Identifying primary biliary cholangitis involves a series of diagnostic tests to confirm the presence of this liver disease. These tests consist of blood tests, imaging studies, and sometimes a liver biopsy for a definitive diagnosis.
Primary Biliary Cholangitis (PBC) is an autoimmune disease that affects the liver, leading to the destruction of bile ducts within the organ. This article aims to provide insights into the diagnosis and testing process for PBC.
PBC is not a routine part of diagnosis, and genetic testing for the condition typically takes place only at highly specialized facilities. While some people may exhibit symptoms, a significant number - around 61% in a study of 770 individuals - were diagnosed with PBC without showing any symptoms at the time.
Elevations in liver function values tend to be less pronounced in those without symptoms compared to those who have symptoms at the time of testing. However, changes in levels of aspartate aminotransferase (AST), gamma-glutamyltranspeptidase (GGT), and bilirubin may still occur in PBC.

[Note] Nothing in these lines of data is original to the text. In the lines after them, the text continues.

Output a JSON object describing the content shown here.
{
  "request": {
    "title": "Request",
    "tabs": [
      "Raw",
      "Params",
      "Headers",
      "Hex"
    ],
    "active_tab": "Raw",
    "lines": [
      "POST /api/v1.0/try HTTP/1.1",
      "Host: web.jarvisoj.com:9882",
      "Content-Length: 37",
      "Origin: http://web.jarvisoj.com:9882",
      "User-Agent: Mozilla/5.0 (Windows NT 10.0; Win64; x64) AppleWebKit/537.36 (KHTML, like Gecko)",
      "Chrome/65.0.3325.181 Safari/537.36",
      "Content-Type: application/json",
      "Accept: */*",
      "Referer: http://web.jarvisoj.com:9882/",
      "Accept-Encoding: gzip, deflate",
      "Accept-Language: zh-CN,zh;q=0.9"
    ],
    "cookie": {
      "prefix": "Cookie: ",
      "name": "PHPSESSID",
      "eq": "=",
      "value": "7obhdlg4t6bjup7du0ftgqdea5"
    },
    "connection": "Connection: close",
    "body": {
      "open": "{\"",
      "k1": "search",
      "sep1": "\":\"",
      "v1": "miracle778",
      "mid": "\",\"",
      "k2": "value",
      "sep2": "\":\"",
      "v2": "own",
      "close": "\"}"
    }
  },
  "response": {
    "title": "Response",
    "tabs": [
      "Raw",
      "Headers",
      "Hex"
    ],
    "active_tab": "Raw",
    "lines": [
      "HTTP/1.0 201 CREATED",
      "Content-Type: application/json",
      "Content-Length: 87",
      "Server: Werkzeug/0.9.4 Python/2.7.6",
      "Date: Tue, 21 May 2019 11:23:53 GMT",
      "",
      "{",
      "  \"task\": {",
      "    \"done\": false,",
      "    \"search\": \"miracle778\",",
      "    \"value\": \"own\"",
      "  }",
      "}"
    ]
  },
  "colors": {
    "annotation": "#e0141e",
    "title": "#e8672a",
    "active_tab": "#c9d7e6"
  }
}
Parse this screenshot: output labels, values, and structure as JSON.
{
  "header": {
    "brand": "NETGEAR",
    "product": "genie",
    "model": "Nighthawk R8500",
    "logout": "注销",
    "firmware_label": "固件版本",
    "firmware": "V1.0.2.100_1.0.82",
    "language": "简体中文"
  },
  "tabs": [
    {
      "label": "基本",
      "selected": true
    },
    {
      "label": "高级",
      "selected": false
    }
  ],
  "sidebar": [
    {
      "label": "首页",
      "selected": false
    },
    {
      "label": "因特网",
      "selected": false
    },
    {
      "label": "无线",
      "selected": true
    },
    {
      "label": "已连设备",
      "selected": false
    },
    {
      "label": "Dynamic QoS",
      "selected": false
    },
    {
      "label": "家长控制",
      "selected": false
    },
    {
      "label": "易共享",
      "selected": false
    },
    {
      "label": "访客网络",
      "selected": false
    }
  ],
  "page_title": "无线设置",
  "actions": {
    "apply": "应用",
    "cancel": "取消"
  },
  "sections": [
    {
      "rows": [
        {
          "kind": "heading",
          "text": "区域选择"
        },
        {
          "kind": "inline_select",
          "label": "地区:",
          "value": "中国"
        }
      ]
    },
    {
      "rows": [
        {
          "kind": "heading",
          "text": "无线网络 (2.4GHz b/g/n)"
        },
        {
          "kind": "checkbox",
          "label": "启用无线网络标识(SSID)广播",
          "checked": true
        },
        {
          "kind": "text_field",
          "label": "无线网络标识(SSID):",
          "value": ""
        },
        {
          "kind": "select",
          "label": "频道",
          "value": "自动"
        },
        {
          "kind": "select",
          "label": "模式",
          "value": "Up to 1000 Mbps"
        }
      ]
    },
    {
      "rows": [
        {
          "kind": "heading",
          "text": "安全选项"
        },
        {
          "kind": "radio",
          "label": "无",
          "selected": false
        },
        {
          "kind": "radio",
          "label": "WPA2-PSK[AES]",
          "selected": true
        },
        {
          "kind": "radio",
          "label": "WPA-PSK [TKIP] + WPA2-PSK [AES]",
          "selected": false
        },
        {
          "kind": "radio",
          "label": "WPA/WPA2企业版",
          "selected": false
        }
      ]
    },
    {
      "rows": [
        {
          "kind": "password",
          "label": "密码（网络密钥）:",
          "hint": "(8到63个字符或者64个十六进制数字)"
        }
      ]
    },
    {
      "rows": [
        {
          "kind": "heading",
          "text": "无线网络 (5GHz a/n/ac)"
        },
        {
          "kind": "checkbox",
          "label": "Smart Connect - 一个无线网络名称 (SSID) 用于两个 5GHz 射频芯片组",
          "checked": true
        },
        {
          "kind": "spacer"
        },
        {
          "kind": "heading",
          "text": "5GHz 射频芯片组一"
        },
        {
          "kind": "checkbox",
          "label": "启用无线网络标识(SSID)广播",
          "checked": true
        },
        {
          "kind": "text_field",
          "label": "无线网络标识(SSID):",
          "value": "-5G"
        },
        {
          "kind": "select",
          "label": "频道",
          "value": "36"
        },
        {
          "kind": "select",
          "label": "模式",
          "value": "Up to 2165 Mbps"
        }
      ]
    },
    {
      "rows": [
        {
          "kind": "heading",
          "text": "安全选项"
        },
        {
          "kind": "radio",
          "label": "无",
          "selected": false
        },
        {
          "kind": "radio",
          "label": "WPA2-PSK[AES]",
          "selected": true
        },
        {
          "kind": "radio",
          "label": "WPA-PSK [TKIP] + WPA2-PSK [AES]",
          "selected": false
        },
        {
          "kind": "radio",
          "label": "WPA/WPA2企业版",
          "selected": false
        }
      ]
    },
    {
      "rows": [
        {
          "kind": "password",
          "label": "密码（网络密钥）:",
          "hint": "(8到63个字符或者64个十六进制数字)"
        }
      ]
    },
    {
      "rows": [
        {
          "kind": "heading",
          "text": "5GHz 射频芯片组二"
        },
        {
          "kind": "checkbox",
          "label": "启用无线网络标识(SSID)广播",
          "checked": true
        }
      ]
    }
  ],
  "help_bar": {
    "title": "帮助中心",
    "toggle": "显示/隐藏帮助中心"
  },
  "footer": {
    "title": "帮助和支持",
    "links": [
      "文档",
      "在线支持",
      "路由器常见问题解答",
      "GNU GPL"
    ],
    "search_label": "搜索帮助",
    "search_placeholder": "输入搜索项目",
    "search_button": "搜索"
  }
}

One of the most common symptoms in those who do exhibit symptoms is fatigue and pruritus (generalized itchiness). Other possible symptoms include body aches or joint pain, dry eyes or mouth, pain or discomfort in the abdomen, and nail or skin changes.
In the diagnostic process, a doctor may perform a physical exam and take a medical history if they suspect PBC or another liver disease. They may also check for physical signs of liver disease, such as yellowing of the eyes or skin, or abdominal tenderness.
The presence of liver enzyme abnormalities, even in the absence of symptoms, often leads doctors to suspect PBC. Elevated alkaline phosphatase (ALP) and GGT levels are among the strongest indicators of bile duct diseases such as PBC and may cause a doctor to suspect a larger issue. Increased ALP and GGT levels can also indicate bile duct disease.
A doctor may not order the antimitochondrial antibodies (AMA) test unless they have a strong suspicion that a person has PBC. However, detection of AMA within the blood is a highly specific marker of PBC, regardless of whether a person has symptoms. Up to 95% of people with PBC have AMA in their blood.
In some cases, a person may test positive for AMA but not have PBC. In such instances, the presence of antinuclear antibodies (ANA) may help support the diagnosis of PBC. Tests can also detect ANA in about 50% of people with PBC, including some ANA types that are highly specific for PBC.
Imaging may be used to confirm the diagnosis of PBC, but its role is not specified in the provided information. In rare cases, if imaging or blood tests cannot identify PBC or determine another cause of bile duct disease, a person may undergo genetic testing to find the cause of the disease.
It's important to note that a PBC diagnosis may take several years, even if laboratory results show abnormalities. This highlights the importance of regular check-ups and open communication with healthcare professionals.
Specialized clinics in Germany offering genetic testing for PBC are typically found within university medical centers and hepatology specialty clinics. Patients are generally advised to consult university hospitals with hepatology departments or specialized liver centers for genetic testing related to PBC.
In conclusion, while PBC can be a complex condition to diagnose, understanding the symptoms, laboratory tests, and potential imaging procedures can help individuals and healthcare professionals work together to make accurate and timely diagnoses.